Mexico Poverty to Keep Falling on Impact of Aid, Yorio Says

Mexico’s poverty rate is set to keep falling in the coming years if social programs put in place by the current administration are maintained, Deputy Finance Minister Gabriel Yorio said.

(Bloomberg) — Mexico’s poverty rate is set to keep falling in the coming years if social programs put in place by the current administration are maintained, Deputy Finance Minister Gabriel Yorio said. 

The poverty rate for Latin America’s second-largest economy fell to 36.3% in 2022 from 43.9% two years earlier, according to a report released by government agency CONEVAL earlier Thursday. Nearly three percentage points of the drop are attributed social programs directed at pensioners, young people and farmers under the government of President Andres Manuel Lopez Obrador.

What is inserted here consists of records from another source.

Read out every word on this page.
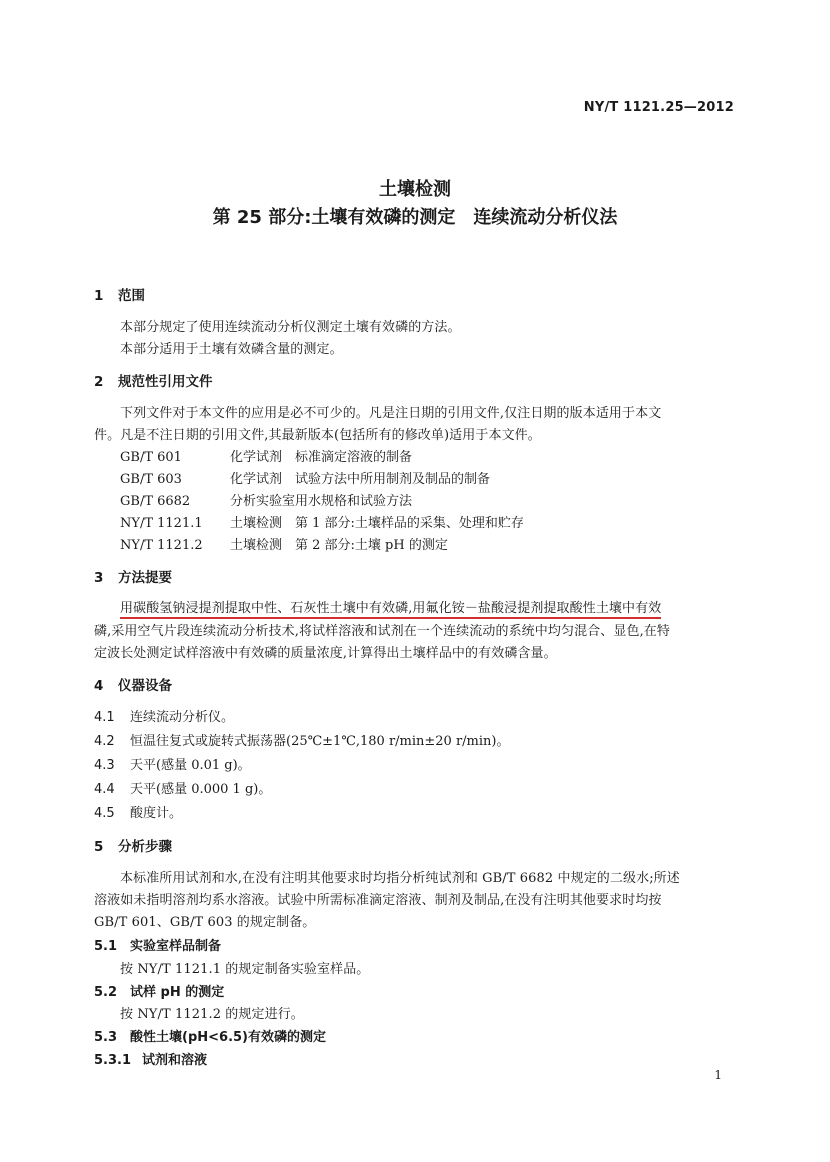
NY/T 1121.25—2012
土壤检测
第 25 部分:土壤有效磷的测定　连续流动分析仪法
1 范围
本部分规定了使用连续流动分析仪测定土壤有效磷的方法。
本部分适用于土壤有效磷含量的测定。
2 规范性引用文件
下列文件对于本文件的应用是必不可少的。凡是注日期的引用文件,仅注日期的版本适用于本文
件。凡是不注日期的引用文件,其最新版本(包括所有的修改单)适用于本文件。
GB/T 601	化学试剂　标准滴定溶液的制备
GB/T 603	化学试剂　试验方法中所用制剂及制品的制备
GB/T 6682	分析实验室用水规格和试验方法
NY/T 1121.1 土壤检测　第 1 部分:土壤样品的采集、处理和贮存
NY/T 1121.2 土壤检测　第 2 部分:土壤 pH 的测定
3 方法提要
用碳酸氢钠浸提剂提取中性、石灰性土壤中有效磷,用氟化铵－盐酸浸提剂提取酸性土壤中有效
磷,采用空气片段连续流动分析技术,将试样溶液和试剂在一个连续流动的系统中均匀混合、显色,在特
定波长处测定试样溶液中有效磷的质量浓度,计算得出土壤样品中的有效磷含量。
4 仪器设备
4.1 连续流动分析仪。
4.2 恒温往复式或旋转式振荡器(25℃±1℃,180 r/min±20 r/min)。
4.3 天平(感量 0.01 g)。
4.4 天平(感量 0.000 1 g)。
4.5 酸度计。
5 分析步骤
本标准所用试剂和水,在没有注明其他要求时均指分析纯试剂和 GB/T 6682 中规定的二级水;所述
溶液如未指明溶剂均系水溶液。试验中所需标准滴定溶液、制剂及制品,在没有注明其他要求时均按
GB/T 601、GB/T 603 的规定制备。
5.1 实验室样品制备
按 NY/T 1121.1 的规定制备实验室样品。
5.2 试样 pH 的测定
按 NY/T 1121.2 的规定进行。
5.3 酸性土壤(pH<6.5)有效磷的测定
5.3.1 试剂和溶液
1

From 2018 to 2022, some 5.1 million people climbed out of poverty, according to the data. The implementation of Lopez Obrador’s “universal” aid programs was key to also reducing inequality across different income levels and will further reduce poverty in the coming years, Yorio said in an interview. 

 “I believe that the important thing is to maintain economic growth and this social protection network,” he said, noting that poverty rates would have fallen even more had the economy not been hit by the Covid pandemic. “And I also believe that the macroeconomic and fiscal stability that has been maintained in the country is important because that is precisely what shields us from these volatility events in the future.”

An estimated 46.8 million people were living in poverty in the country in 2022, according to the report that’s released every two years. The data underscored the deep social divisions that persist in the country where areas like the north have seen a boom from rising exports while the south has much higher poverty rates.

About half the population still says it lacks social security, and some 39% are missing adequate health services, a sharp increase from 2018, when that level was only 16.2%, according to the CONEVAL report. Yorio said that was an important area where the government could improve.